Freddie Fa’aoso Viliamu was arrested on a public peace disturbance charge last week and when he appeared in court, it was discovered that he had two outstanding arrest warrants from 2012 — both involving charges of robbery.


The first case against Viliamu charges him with second degree robbery, which carries a jail term from five to 15 years, and a stealing charge, which is punishable up to seven years in jail, a fine of up to $20,000, or both fine and jail time. In this matter, Viliamu is being held on bail of $30,000.


According to the government’s case, in July 2012 police received a report from the police station about a robbery. The store owner informed the police that two men had walked into her store, opened the cash register and taken about $600. Both suspects, according to the store owner covered their faces as if they were “ninjas”.
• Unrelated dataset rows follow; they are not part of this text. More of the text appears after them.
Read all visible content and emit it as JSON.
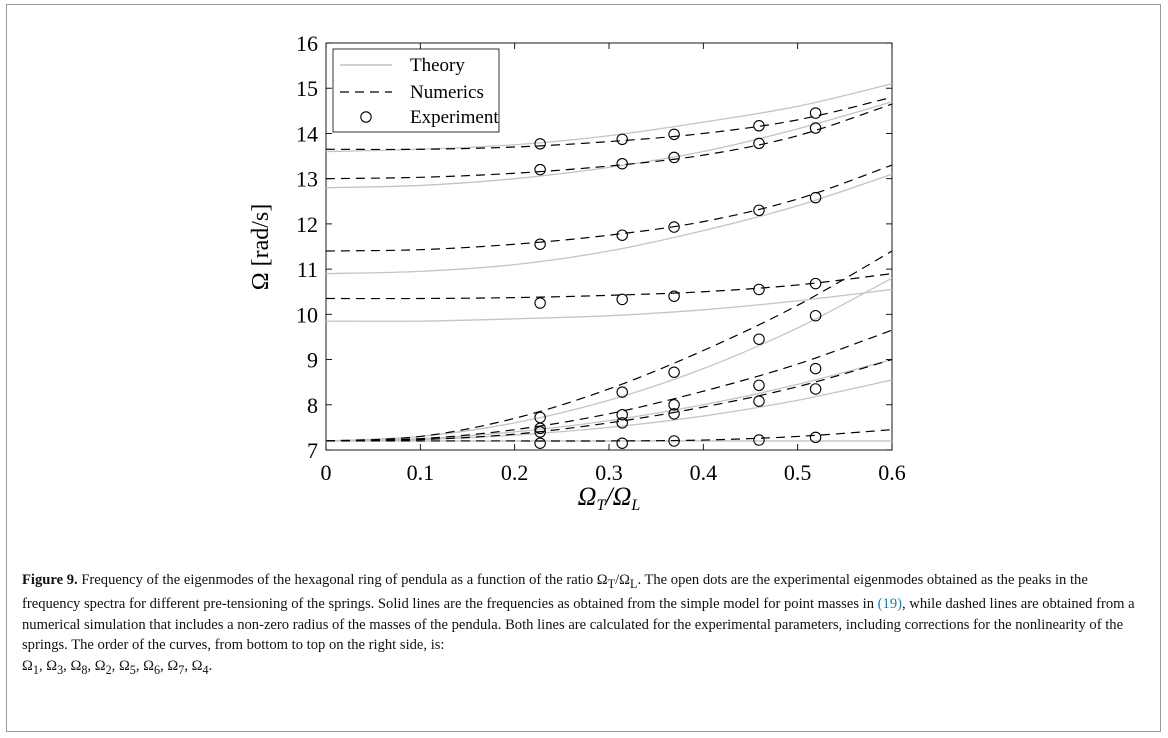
{
  "chart_data": {
    "type": "line",
    "xlabel": "Ω_T/Ω_L",
    "ylabel": "Ω [rad/s]",
    "xlim": [
      0,
      0.6
    ],
    "ylim": [
      7,
      16
    ],
    "xticks": [
      0,
      0.1,
      0.2,
      0.3,
      0.4,
      0.5,
      0.6
    ],
    "yticks": [
      7,
      8,
      9,
      10,
      11,
      12,
      13,
      14,
      15,
      16
    ],
    "grid": false,
    "legend_position": "top-left",
    "legend": [
      {
        "label": "Theory",
        "style": "solid",
        "color": "#c4c4c4"
      },
      {
        "label": "Numerics",
        "style": "dashed",
        "color": "#000000"
      },
      {
        "label": "Experiment",
        "style": "circle",
        "color": "#000000"
      }
    ],
    "theory_curves": [
      {
        "x": [
          0,
          0.1,
          0.2,
          0.3,
          0.4,
          0.5,
          0.6
        ],
        "y": [
          7.2,
          7.2,
          7.2,
          7.2,
          7.2,
          7.2,
          7.2
        ]
      },
      {
        "x": [
          0,
          0.1,
          0.2,
          0.3,
          0.4,
          0.5,
          0.6
        ],
        "y": [
          7.2,
          7.23,
          7.33,
          7.5,
          7.75,
          8.1,
          8.55
        ]
      },
      {
        "x": [
          0,
          0.1,
          0.2,
          0.3,
          0.4,
          0.5,
          0.6
        ],
        "y": [
          7.2,
          7.25,
          7.4,
          7.65,
          8.0,
          8.45,
          9.0
        ]
      },
      {
        "x": [
          0,
          0.1,
          0.2,
          0.3,
          0.4,
          0.5,
          0.6
        ],
        "y": [
          7.2,
          7.3,
          7.6,
          8.1,
          8.8,
          9.7,
          10.8
        ]
      },
      {
        "x": [
          0,
          0.1,
          0.2,
          0.3,
          0.4,
          0.5,
          0.6
        ],
        "y": [
          9.85,
          9.85,
          9.9,
          9.97,
          10.1,
          10.3,
          10.55
        ]
      },
      {
        "x": [
          0,
          0.1,
          0.2,
          0.3,
          0.4,
          0.5,
          0.6
        ],
        "y": [
          10.9,
          10.95,
          11.1,
          11.4,
          11.85,
          12.4,
          13.1
        ]
      },
      {
        "x": [
          0,
          0.1,
          0.2,
          0.3,
          0.4,
          0.5,
          0.6
        ],
        "y": [
          12.8,
          12.85,
          13.0,
          13.25,
          13.6,
          14.1,
          14.7
        ]
      },
      {
        "x": [
          0,
          0.1,
          0.2,
          0.3,
          0.4,
          0.5,
          0.6
        ],
        "y": [
          13.6,
          13.65,
          13.75,
          13.95,
          14.25,
          14.6,
          15.1
        ]
      }
    ],
    "numerics_curves": [
      {
        "x": [
          0,
          0.1,
          0.2,
          0.3,
          0.4,
          0.5,
          0.6
        ],
        "y": [
          7.2,
          7.2,
          7.2,
          7.2,
          7.22,
          7.3,
          7.45
        ]
      },
      {
        "x": [
          0,
          0.1,
          0.2,
          0.3,
          0.4,
          0.5,
          0.6
        ],
        "y": [
          7.2,
          7.23,
          7.35,
          7.6,
          7.95,
          8.4,
          9.0
        ]
      },
      {
        "x": [
          0,
          0.1,
          0.2,
          0.3,
          0.4,
          0.5,
          0.6
        ],
        "y": [
          7.2,
          7.25,
          7.45,
          7.8,
          8.3,
          8.9,
          9.65
        ]
      },
      {
        "x": [
          0,
          0.1,
          0.2,
          0.3,
          0.4,
          0.5,
          0.6
        ],
        "y": [
          7.2,
          7.3,
          7.7,
          8.35,
          9.2,
          10.2,
          11.4
        ]
      },
      {
        "x": [
          0,
          0.1,
          0.2,
          0.3,
          0.4,
          0.5,
          0.6
        ],
        "y": [
          10.35,
          10.35,
          10.37,
          10.42,
          10.5,
          10.65,
          10.9
        ]
      },
      {
        "x": [
          0,
          0.1,
          0.2,
          0.3,
          0.4,
          0.5,
          0.6
        ],
        "y": [
          11.4,
          11.43,
          11.55,
          11.75,
          12.05,
          12.55,
          13.3
        ]
      },
      {
        "x": [
          0,
          0.1,
          0.2,
          0.3,
          0.4,
          0.5,
          0.6
        ],
        "y": [
          13.0,
          13.03,
          13.12,
          13.28,
          13.52,
          13.95,
          14.65
        ]
      },
      {
        "x": [
          0,
          0.1,
          0.2,
          0.3,
          0.4,
          0.5,
          0.6
        ],
        "y": [
          13.65,
          13.65,
          13.7,
          13.82,
          14.0,
          14.3,
          14.8
        ]
      }
    ],
    "experiment": {
      "x": [
        0.227,
        0.314,
        0.369,
        0.459,
        0.519
      ],
      "y_sets": [
        [
          7.15,
          7.15,
          7.2,
          7.22,
          7.28
        ],
        [
          7.4,
          7.6,
          7.8,
          8.08,
          8.35
        ],
        [
          7.48,
          7.78,
          8.0,
          8.43,
          8.8
        ],
        [
          7.72,
          8.28,
          8.72,
          9.45,
          9.97
        ],
        [
          10.25,
          10.33,
          10.4,
          10.55,
          10.68
        ],
        [
          11.55,
          11.75,
          11.93,
          12.3,
          12.58
        ],
        [
          13.2,
          13.33,
          13.47,
          13.78,
          14.12
        ],
        [
          13.77,
          13.87,
          13.98,
          14.17,
          14.45
        ]
      ]
    }
  },
  "caption": {
    "label": "Figure 9.",
    "part1": " Frequency of the eigenmodes of the hexagonal ring of pendula as a function of the ratio Ω",
    "part1_sub1": "T",
    "part1_mid": "/Ω",
    "part1_sub2": "L",
    "part2": ". The open dots are the experimental eigenmodes obtained as the peaks in the frequency spectra for different pre-tensioning of the springs. Solid lines are the frequencies as obtained from the simple model for point masses in ",
    "ref": "(19)",
    "part3": ", while dashed lines are obtained from a numerical simulation that includes a non-zero radius of the masses of the pendula. Both lines are calculated for the experimental parameters, including corrections for the nonlinearity of the springs. The order of the curves, from bottom to top on the right side, is:",
    "order_list": "Ω1, Ω3, Ω8, Ω2, Ω5, Ω6, Ω7, Ω4."
  }
}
Police spoke to several witnesses who placed Viliamu and his co-defendant at the scene. It’s unclear if the government has charged a co-defendant in this matter.


The second case against Viliamu charges him with two counts of receiving or disposing of stolen property. Each charge carries a jail term of up to seven years, and a fine of up to $5,000. Bail for Viliamu in this case is $10,000.
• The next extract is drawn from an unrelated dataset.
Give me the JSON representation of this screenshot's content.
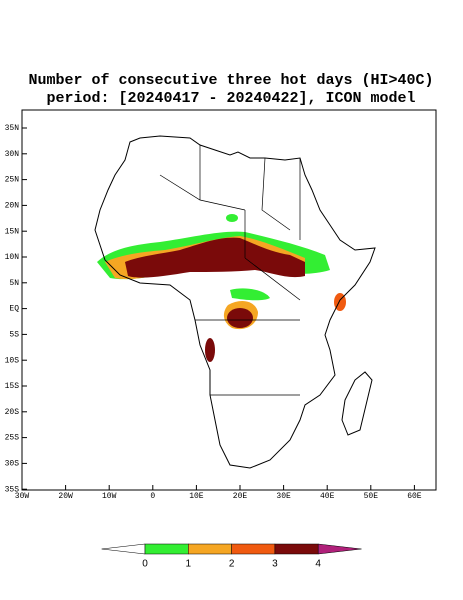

In January 2012, the Leone High School principal informed the police about a classroom that had been broken into and some items had been stolen. Among the items taken, it’s alleged that five iMac computers were missing along with five keyboards and five  hard drives that belonged to the teacher.


According to the government’s case, the police spoke to the suspect in the case, who confirmed that he and three other men had stolen the computers from LHS. He alleged that three of the computers had been_ given to Viliamu.


Police spoke to the Villiamu who admitted that he had sold two computers from the high school to two people, and received $120. Court filings say police spoke to one of the families who had the third computer and they confirmed they had bought one of the computers for $60.


Viliamu will be arraigned in the High Court tomorrow, as he has waived his rights for a preliminary examination hearing in both cases. The preliminary examination hearing is held for the court to determine if the government has sufficient evidence to have the matter bound over to the High Court.